Israel was supposed to have conquered Arad in the Negev west of the Dead
Sea (Joshua 12:14). Arad was not occupied during the Middle and Late
Bronze Ages (2200-1200 BC). Yohannan Aharoni's excavations (1962-1969)
revealed an Iron Age fortress construction during the 10th century BC.
There was an ancient clay pottery bowl recovered from the ruins with the
name Arad inscribed in it seven times.
Photo September 2003 Arad Citadel - Negev Desert
Israel/Joshua was
supposed to have taken Dibon (Numbers 21:30). An inscription found at
Dhibon, Jordan refers to the ruler of Dibon as having taken this area
from the king of Israel during the Iron Age. This inscription was found
in 1868 on what is called the Moabite Stone. There was no Middle Bronze
Age or Late Bronze Age habitation found at Dibon. Tel Hesban was the
theoretical site of Biblical Heshbon (Numbers 21:25). Tel Hesban was
also unoccupied during the Middle and Late Bronze Ages.
Gibeon was described in the Biblical Book of Joshua as a royal city
(Joshua 10:2). According to Professor James B. Pritchard, the walled
city and water shaft were more likely under construction during the
tenth century BC. Before this Gibeon may not have fit the title "royal
city." At Al Jib, Pritchard found a cellar full of pottery wine jars
inscribed 'GBN', meaning Gibeon in Hebrew. The Iron Age people learned
to use much harder iron tools not available during the Bronze Age to dig
wells and cisterns in limestone bedrock. Iron tools did not dull as
easily as bronze tools. They also quarried building stones using iron
chisels. Iron point plow tips and iron pruning hooks were used to bring
forth greater food production. Villages sprang up across the land.

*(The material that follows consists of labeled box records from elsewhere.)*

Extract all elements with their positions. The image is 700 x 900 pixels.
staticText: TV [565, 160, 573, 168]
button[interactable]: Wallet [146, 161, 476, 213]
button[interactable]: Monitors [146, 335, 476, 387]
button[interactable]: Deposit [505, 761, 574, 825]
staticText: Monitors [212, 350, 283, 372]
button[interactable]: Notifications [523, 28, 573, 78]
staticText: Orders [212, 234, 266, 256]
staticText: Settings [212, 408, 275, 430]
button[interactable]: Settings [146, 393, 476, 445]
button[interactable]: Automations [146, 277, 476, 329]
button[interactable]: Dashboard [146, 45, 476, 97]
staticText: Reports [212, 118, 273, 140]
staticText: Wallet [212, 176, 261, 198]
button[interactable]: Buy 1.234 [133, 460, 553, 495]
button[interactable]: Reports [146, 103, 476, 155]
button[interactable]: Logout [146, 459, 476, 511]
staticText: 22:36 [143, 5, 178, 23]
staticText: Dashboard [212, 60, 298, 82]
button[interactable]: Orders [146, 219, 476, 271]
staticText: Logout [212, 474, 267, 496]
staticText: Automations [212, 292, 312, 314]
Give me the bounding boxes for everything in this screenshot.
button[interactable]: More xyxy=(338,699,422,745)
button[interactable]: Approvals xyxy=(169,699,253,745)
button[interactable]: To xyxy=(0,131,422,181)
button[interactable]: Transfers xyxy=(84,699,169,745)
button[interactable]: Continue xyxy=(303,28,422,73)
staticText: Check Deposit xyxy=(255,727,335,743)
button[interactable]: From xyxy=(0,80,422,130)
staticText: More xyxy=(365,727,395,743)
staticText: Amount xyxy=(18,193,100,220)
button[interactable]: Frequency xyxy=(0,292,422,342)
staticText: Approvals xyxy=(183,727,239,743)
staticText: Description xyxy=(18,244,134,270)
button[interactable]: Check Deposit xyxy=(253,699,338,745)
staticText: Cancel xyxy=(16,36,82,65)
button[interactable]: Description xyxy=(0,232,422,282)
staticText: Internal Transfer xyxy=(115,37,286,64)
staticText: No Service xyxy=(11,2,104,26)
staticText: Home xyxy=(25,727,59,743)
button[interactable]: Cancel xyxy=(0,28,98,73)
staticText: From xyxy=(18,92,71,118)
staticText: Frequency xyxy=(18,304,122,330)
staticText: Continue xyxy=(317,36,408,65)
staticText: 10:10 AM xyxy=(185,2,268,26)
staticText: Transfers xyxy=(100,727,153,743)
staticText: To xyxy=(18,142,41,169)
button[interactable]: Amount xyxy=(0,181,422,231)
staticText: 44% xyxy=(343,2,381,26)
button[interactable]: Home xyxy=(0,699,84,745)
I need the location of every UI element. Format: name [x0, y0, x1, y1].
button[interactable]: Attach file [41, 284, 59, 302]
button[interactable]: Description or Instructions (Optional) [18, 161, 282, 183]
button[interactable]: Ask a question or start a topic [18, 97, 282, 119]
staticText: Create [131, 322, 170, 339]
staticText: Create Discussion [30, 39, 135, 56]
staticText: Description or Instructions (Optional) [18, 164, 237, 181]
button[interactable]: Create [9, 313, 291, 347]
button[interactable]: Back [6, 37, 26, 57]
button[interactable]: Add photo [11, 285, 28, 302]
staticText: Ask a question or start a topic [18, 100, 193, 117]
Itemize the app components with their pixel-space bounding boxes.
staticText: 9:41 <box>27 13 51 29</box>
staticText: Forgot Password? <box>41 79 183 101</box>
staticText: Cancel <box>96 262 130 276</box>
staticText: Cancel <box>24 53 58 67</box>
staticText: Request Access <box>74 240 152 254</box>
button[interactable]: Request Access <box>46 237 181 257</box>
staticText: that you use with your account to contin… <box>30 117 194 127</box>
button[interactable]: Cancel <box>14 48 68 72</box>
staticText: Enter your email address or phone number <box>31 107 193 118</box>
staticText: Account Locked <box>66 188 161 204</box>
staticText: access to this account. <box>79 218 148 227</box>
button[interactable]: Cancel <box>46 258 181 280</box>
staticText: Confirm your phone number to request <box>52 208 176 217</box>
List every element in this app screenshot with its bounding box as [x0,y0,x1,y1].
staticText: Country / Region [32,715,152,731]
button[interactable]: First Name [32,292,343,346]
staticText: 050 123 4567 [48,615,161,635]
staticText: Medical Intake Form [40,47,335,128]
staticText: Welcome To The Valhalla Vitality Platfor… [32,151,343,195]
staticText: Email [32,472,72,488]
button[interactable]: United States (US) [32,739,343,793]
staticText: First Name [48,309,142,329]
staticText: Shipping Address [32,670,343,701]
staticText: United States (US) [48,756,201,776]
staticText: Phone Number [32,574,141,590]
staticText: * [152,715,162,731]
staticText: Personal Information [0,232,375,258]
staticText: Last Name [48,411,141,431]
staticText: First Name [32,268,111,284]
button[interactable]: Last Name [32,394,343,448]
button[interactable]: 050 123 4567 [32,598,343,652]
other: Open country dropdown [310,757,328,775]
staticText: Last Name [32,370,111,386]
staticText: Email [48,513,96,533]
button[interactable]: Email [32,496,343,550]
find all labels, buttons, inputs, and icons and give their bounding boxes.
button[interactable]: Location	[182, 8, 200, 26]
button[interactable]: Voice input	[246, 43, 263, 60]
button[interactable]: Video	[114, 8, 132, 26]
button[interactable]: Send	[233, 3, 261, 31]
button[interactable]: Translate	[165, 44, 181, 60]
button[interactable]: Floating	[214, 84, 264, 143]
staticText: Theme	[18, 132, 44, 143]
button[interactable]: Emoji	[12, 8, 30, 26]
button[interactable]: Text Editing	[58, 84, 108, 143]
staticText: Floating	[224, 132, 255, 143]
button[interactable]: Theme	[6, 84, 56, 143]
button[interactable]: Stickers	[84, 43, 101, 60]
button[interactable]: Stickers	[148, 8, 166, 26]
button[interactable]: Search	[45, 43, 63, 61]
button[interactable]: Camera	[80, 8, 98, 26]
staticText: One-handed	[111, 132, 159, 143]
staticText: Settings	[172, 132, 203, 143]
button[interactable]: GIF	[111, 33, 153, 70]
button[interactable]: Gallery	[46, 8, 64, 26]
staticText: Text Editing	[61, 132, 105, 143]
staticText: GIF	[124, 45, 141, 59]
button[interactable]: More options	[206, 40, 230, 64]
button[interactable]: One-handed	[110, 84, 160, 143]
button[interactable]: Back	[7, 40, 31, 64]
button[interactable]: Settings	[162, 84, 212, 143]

The Book of Joshua reported the people blew trumpets and the walls of
Jericho fell. They reported Joshua's army killed all the people there.
The area is near a major earthquake fault. The walled city of Jericho
was destroyed during the Middle Bronze Age c. 1550 BC according to
Kathleen Kenyon and more recent reports by the University of Rome who
dug trenches at Tel Sultan in Jericho during the 1990's and 2000's.
There was no walled city at Jericho after the 1550 BC destruction. Some
people do not believe God ordered all the people of Jericho killed by
the Israeli army, especially since the cities Joshua was credited with
destroying were not all occupied in the same generation. Some
theologians describe a God desiring mercy and not sacrifice (Hosea 6:6)
conflicting with the account in the Book of Joshua.
Photo
March 2008 Jericho
Mud brick walls of the Middle Bronze Age II, with a stone wall of the Middle Bronze Age III (1650 BC -1550 BC) in the background. Joshua was not believed to have been in this area at the time the city walls fell c. 1559 BC.